Here, we see that it's all fast, and all well and good if no buffer is laying around:
# time getvalue()
>>> i = io.BytesIO(b'f' * 1_000_000)
>>> %timeit i.getvalue()
34.6 ns ± 0.178 ns per loop (mean ± std. dev. of 7 runs, 10000000 loops each)
# time getbuffer()
>>> %timeit i.getbuffer()
118 ns ± 0.495 ns per loop (mean ± std. dev. of 7 runs, 10000000 loops each)
# time getbuffer() and getvalue() together
>>> %timeit i.getbuffer(); i.getvalue()
173 ns ± 0.829 ns per loop (mean ± std. dev. of 7 runs, 10000000 loops each)
Everything is fine, and working about like you'd expect. But let's see what happens when there's a buffer just laying around:
>>> x = i.getbuffer()
>>> %timeit i.getvalue()
33 µs ± 675 ns per loop (mean ± std. dev. of 7 runs, 10000 loops each)

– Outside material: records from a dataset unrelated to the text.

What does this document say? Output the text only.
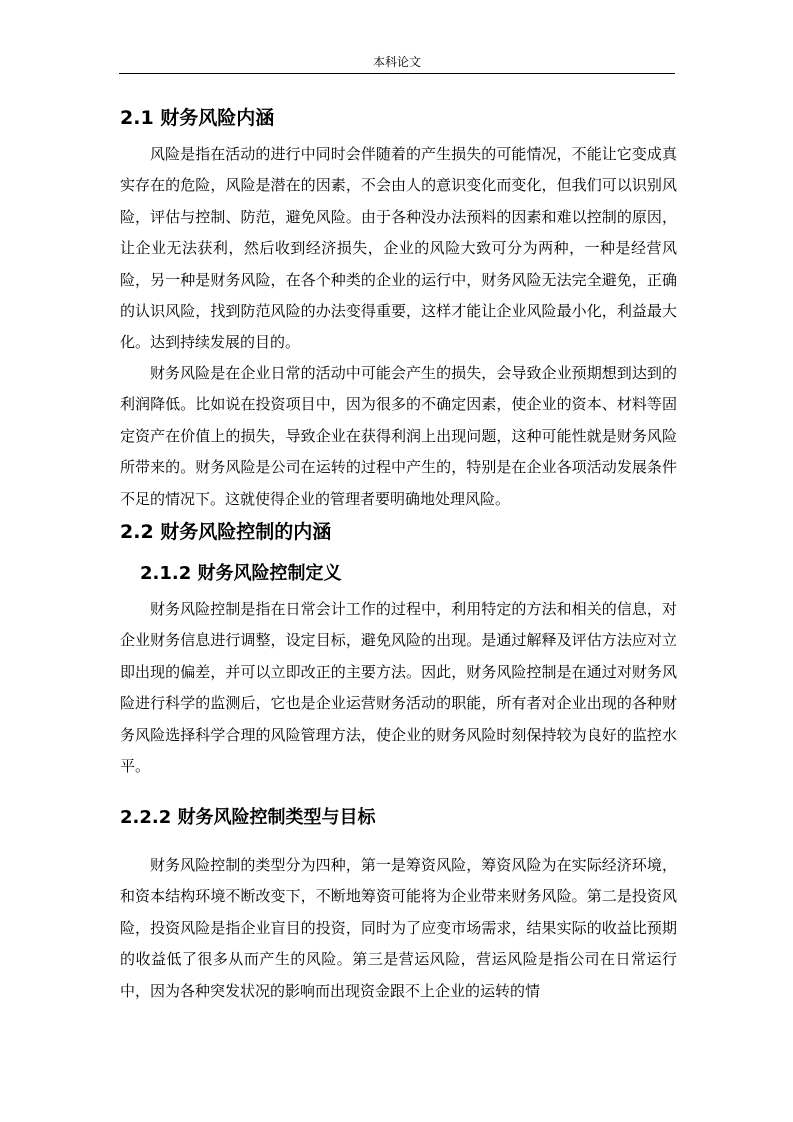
本科论文
2.1 财务风险内涵

风险是指在活动的进行中同时会伴随着的产生损失的可能情况，不能让它变成真实存在的危险，风险是潜在的因素，不会由人的意识变化而变化，但我们可以识别风险，评估与控制、防范，避免风险。由于各种没办法预料的因素和难以控制的原因，让企业无法获利，然后收到经济损失，企业的风险大致可分为两种，一种是经营风险，另一种是财务风险，在各个种类的企业的运行中，财务风险无法完全避免，正确的认识风险，找到防范风险的办法变得重要，这样才能让企业风险最小化，利益最大化。达到持续发展的目的。

财务风险是在企业日常的活动中可能会产生的损失，会导致企业预期想到达到的利润降低。比如说在投资项目中，因为很多的不确定因素，使企业的资本、材料等固定资产在价值上的损失，导致企业在获得利润上出现问题，这种可能性就是财务风险所带来的。财务风险是公司在运转的过程中产生的，特别是在企业各项活动发展条件不足的情况下。这就使得企业的管理者要明确地处理风险。

2.2 财务风险控制的内涵
2.1.2 财务风险控制定义

财务风险控制是指在日常会计工作的过程中，利用特定的方法和相关的信息，对企业财务信息进行调整，设定目标，避免风险的出现。是通过解释及评估方法应对立即出现的偏差，并可以立即改正的主要方法。因此，财务风险控制是在通过对财务风险进行科学的监测后，它也是企业运营财务活动的职能，所有者对企业出现的各种财务风险选择科学合理的风险管理方法，使企业的财务风险时刻保持较为良好的监控水平。

2.2.2 财务风险控制类型与目标

财务风险控制的类型分为四种，第一是筹资风险，筹资风险为在实际经济环境，和资本结构环境不断改变下，不断地筹资可能将为企业带来财务风险。第二是投资风险，投资风险是指企业盲目的投资，同时为了应变市场需求，结果实际的收益比预期的收益低了很多从而产生的风险。第三是营运风险，营运风险是指公司在日常运行中，因为各种突发状况的影响而出现资金跟不上企业的运转的情
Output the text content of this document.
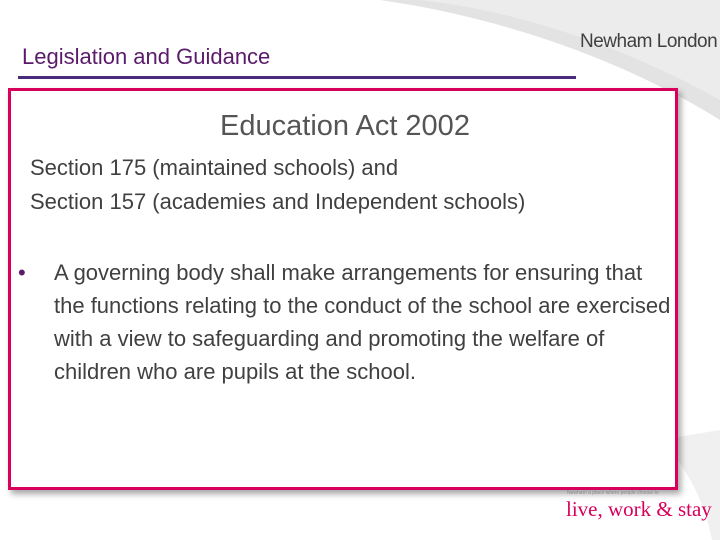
Legislation and Guidance
Newham London
Education Act 2002
Section 175 (maintained schools) and
Section 157 (academies and Independent schools)
• A governing body shall make arrangements for ensuring that the functions relating to the conduct of the school are exercised with a view to safeguarding and promoting the welfare of children who are pupils at the school.
Newham a place where people choose to
live, work & stay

Notice that we're no longer measuring in nanoseconds, we're measuring in microseconds. If you del x
, we're back to being fast. This is all because while a memoryview
exists, Python has to account for the possibility that the BytesIO
has been written to. So, to give a definite state to the user, it copies the buffer.